On an atomic level, electrons are losing their kinetic energies as they collide with other subatomic particles inside the metal alloy heating element. That kinetic energy, or work, is transformed to thermal energy of the heating element; the atoms vibrate with the thermal energy, and since they become hotter than their surroundings, heat is transferred, usually to the adjacent air molecules.

Many devices use a fan to direct the hot air molecules at whatever is supposed to get hot, like at your hair, in the case of a hair dryer.




The fundamentals of the thermodynamics of refrigerators is complex, but simply put, refrigerators exploit some funny characteristics of gases to move thermal energy from inside the refrigerator to the outside.

The funny characteristics are that, under the right conditions, a gas just plain gets hotter when you compress it. The reverse is true too. Let the gas expand and it gets cooler.

Refrigerators use materials that can go from liquid to gas and back easily in a temperature and pressure range that’s convenient. They used to use chloro-fluoro-carbons, and newer refrigerators use tetrafluoroethane.

In the fridge, the tetrafluoroethane gas gets compressed in the aptly-named compressor. It gets hot because it’s been compressed, so hot it’s warmer than the air in your house. Then it passes into the condenser, which allows the tetrafluoroethane to make contact with the air in your house (through conductive metal pipes). Because your house is cooler than the tetrafluorethane, heat passes through the pipe material and to the house. As the tetrafluoroethane cools, some portion of the gas condenses to liquid.

Then the tetrafluorethane is allowed to pass through a valve into a low pressure area, into which it expands suddenly, boiling into a gas and losing temperature rapidly to the point that it is so cold, it’s colder than the inside of the refrigerator. It passes through coils that interact with the inside air of the refrigerator, cooling it by absorbing thermal energy.

Then the tetrafluorethane returns to the compressor.

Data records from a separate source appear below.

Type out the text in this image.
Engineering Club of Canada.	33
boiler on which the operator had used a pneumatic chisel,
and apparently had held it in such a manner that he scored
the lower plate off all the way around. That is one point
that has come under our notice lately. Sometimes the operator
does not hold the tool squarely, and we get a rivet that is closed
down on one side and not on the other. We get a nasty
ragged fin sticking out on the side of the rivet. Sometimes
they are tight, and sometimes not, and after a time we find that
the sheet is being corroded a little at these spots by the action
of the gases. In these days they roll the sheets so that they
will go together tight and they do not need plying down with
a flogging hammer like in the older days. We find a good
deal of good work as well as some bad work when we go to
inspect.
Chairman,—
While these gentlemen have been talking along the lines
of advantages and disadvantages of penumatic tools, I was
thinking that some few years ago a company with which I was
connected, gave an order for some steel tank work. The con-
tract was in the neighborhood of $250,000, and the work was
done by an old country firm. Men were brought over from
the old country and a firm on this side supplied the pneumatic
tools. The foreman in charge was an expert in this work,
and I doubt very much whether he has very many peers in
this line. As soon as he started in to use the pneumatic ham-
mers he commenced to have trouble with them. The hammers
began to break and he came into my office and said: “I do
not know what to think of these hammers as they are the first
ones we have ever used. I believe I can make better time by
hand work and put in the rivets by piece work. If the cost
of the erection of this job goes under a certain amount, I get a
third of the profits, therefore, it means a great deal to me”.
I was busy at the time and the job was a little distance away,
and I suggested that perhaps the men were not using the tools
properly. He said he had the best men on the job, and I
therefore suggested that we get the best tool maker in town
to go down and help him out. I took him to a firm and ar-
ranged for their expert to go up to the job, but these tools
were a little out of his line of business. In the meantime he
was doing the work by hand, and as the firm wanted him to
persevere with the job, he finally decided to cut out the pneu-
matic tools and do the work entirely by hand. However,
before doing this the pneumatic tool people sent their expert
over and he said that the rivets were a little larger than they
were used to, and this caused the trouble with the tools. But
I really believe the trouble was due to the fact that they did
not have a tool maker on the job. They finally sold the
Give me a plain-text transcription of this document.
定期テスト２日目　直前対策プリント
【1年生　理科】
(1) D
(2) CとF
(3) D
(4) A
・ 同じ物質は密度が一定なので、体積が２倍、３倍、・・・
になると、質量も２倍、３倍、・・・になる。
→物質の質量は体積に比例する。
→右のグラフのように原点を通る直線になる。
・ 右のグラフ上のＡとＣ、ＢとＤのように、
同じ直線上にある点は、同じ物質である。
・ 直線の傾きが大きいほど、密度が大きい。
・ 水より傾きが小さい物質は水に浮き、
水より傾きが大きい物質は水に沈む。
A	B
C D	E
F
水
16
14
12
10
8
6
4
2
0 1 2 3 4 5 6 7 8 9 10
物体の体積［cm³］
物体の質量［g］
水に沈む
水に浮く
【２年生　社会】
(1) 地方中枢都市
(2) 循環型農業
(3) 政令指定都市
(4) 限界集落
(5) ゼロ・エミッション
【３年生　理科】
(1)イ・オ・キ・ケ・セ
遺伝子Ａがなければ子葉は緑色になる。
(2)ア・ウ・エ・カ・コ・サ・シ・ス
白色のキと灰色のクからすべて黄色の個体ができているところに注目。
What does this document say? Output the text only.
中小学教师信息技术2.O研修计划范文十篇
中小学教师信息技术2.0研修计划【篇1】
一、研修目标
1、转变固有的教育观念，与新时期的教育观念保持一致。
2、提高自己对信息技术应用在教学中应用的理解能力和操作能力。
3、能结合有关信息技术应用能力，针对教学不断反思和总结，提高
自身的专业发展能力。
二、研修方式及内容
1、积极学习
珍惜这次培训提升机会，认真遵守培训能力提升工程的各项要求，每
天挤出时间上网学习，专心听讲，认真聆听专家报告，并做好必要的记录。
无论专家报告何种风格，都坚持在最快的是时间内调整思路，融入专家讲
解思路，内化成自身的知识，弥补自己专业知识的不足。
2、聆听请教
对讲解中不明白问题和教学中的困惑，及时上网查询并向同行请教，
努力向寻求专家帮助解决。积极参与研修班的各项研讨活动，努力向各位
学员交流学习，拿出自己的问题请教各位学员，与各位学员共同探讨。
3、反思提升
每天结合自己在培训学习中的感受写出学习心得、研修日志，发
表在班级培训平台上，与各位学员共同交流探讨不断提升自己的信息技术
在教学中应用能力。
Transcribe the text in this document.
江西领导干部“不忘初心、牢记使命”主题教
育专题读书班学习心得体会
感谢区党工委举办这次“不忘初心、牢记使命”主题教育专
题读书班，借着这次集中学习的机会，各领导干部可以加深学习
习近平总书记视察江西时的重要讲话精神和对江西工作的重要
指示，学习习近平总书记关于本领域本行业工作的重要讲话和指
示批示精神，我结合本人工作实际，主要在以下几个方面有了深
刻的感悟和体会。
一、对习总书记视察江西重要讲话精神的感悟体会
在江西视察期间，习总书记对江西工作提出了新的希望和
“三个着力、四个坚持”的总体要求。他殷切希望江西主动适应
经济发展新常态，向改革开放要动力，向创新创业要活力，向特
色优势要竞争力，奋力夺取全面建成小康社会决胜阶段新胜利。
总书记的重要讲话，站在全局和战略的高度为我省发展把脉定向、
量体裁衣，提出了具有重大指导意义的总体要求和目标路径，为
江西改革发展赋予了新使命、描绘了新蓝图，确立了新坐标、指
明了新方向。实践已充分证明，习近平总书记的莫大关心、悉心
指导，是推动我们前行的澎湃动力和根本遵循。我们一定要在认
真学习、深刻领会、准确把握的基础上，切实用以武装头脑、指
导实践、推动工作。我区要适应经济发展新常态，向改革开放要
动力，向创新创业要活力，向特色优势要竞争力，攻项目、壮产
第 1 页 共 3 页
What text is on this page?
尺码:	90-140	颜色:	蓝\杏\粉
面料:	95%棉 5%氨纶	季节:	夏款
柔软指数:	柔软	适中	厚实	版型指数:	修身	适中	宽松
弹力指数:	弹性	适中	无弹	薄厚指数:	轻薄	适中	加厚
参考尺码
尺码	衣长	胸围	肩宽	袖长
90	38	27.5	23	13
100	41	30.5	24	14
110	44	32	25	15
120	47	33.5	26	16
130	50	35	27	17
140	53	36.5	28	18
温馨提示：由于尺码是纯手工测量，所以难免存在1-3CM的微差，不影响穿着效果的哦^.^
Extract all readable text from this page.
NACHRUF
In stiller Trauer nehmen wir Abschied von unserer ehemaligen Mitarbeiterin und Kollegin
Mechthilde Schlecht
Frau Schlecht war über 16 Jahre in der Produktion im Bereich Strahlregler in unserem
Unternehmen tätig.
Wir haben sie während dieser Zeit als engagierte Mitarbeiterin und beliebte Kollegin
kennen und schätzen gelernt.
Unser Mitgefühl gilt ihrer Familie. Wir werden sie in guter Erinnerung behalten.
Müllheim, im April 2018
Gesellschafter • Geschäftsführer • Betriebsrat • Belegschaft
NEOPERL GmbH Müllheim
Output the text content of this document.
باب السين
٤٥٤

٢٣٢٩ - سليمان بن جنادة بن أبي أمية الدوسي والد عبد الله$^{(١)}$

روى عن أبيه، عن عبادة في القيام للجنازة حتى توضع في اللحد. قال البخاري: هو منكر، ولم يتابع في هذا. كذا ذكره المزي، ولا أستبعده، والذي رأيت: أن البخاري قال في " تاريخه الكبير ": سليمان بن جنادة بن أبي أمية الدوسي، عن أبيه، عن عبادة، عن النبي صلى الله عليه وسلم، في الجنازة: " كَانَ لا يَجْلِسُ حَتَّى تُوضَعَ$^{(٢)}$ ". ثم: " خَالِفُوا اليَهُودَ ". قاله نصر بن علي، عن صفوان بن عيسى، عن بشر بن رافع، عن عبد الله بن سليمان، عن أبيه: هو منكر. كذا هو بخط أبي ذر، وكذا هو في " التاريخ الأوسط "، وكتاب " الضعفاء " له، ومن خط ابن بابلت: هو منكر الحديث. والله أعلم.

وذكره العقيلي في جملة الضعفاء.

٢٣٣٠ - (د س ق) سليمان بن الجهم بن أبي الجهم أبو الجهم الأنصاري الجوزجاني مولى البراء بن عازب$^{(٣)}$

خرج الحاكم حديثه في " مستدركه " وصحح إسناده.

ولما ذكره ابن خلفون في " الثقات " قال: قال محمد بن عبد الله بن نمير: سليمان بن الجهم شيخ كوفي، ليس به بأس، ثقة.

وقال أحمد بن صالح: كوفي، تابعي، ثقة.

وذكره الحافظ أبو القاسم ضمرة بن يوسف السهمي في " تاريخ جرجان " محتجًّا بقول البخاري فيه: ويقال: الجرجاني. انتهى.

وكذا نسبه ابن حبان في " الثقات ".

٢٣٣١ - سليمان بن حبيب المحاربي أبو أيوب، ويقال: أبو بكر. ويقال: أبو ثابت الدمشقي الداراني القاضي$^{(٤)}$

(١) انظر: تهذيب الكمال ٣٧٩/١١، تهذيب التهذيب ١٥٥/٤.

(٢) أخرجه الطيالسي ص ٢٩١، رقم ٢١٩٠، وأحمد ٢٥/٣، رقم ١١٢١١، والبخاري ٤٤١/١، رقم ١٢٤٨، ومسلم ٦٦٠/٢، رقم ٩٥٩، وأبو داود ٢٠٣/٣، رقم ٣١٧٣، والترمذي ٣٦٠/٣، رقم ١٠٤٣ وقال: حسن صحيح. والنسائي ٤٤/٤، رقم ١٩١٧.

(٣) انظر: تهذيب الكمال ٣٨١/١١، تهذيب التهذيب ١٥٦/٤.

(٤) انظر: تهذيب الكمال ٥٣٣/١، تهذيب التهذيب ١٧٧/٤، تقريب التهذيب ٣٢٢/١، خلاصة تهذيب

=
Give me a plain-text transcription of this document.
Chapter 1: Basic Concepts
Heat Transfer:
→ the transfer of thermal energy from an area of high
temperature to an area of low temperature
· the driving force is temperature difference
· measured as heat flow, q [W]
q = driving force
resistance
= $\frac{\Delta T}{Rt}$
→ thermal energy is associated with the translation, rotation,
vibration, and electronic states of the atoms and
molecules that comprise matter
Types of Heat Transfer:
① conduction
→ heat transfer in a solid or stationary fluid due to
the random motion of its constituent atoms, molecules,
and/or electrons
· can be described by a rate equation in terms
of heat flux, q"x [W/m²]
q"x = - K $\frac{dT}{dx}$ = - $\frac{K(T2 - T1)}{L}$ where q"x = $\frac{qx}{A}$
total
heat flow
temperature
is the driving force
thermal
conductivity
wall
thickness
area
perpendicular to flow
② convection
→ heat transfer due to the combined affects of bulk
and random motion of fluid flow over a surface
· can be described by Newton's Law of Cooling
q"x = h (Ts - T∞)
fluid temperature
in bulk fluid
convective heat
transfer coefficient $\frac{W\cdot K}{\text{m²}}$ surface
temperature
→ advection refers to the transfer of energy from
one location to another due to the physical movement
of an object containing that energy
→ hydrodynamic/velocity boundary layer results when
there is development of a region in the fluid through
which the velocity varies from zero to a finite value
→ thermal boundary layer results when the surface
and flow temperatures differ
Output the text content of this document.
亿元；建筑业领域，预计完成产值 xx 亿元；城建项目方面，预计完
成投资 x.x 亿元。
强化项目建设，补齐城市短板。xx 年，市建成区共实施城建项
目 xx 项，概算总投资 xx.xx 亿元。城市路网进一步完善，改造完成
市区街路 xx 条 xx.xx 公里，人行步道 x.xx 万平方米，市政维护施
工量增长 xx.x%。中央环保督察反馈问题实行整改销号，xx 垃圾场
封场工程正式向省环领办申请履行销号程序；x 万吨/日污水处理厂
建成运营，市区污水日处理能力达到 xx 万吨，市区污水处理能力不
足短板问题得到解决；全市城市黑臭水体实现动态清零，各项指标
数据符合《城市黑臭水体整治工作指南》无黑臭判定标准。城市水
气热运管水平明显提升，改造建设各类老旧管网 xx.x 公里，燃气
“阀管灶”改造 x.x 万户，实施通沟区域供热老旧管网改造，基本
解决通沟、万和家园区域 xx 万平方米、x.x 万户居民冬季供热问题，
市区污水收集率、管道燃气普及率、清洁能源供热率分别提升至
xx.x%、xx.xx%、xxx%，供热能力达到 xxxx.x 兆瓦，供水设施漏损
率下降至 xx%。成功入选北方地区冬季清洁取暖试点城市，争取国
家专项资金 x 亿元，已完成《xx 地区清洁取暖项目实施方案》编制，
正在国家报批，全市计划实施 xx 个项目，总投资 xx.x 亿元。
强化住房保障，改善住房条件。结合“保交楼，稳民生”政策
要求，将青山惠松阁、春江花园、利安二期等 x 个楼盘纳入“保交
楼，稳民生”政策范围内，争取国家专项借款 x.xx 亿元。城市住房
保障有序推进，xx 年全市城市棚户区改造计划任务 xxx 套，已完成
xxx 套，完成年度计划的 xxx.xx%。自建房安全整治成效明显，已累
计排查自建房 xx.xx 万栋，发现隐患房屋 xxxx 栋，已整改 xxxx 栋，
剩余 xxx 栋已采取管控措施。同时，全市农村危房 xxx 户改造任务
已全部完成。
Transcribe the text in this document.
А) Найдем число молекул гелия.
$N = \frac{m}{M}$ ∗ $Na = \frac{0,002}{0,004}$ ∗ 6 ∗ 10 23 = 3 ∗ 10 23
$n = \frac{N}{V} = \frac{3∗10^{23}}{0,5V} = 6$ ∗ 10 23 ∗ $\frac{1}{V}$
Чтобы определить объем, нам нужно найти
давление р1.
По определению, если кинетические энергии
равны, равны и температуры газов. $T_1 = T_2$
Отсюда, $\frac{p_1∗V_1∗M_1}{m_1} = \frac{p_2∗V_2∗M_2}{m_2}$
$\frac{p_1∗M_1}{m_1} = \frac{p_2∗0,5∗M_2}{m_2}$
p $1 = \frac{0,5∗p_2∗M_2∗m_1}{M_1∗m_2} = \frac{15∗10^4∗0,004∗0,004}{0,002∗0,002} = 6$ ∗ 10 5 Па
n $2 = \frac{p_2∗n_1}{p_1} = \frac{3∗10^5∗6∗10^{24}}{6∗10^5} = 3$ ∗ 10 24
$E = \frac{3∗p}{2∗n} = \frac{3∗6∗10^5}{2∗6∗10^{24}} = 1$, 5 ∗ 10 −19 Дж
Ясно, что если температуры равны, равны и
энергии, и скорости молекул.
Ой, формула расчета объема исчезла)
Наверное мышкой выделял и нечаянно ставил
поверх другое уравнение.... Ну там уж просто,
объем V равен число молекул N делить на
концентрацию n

Air conditioners generally work according to the same compression-expansion cycle, but in the Western United States, where the outside humidity is often low, another type of cooling can be used.


Evaporative cooling

Unlike cooling by compression and expansion, the human body uses evaporative cooling through sweating. If you’ve ever been in a desert climate in hot weather, you might have noticed that your perspiration dries instantaneously, and you don’t feel quite as hot as you’d expect for that temperature. That’s because the air is so dry, it’s easy for water to evaporate into it. Whereas, the same temperature in a more sweltering, humid climate would leave you feeling more overheated because, if the air is humid, with a lot of water vapor already in it, it’s far more difficult for liquid water to evaporate.

As water in perspiration evaporates, a small amount of energy is used just to convert it from a liquid to a gas, called the latent heat of vaporization. When the water turns into a gas and leaves your skin, it turns some of your excess body heat into that latent heat, ultimately cooling you.

The same happens with regular water sprayed on any surface in dry climates. That little heat energy can dramatically reduce the air temperature if the surrounding air is dry enough to allow a lot of water to evaporate.

Evaporative coolers — the most basic of which are also called swamp coolers — exploit precisely that use of latent heat, passing the air over water. The water absorbs heat from the air, using the thermal energy to evaporate. Evaporative cooling uses a lot less energy than air conditioning, but it doesn’t work well in humid climates.

Today’s most efficient coolers make use of both air conditioning technology and evaporative cooling in hybrid systems.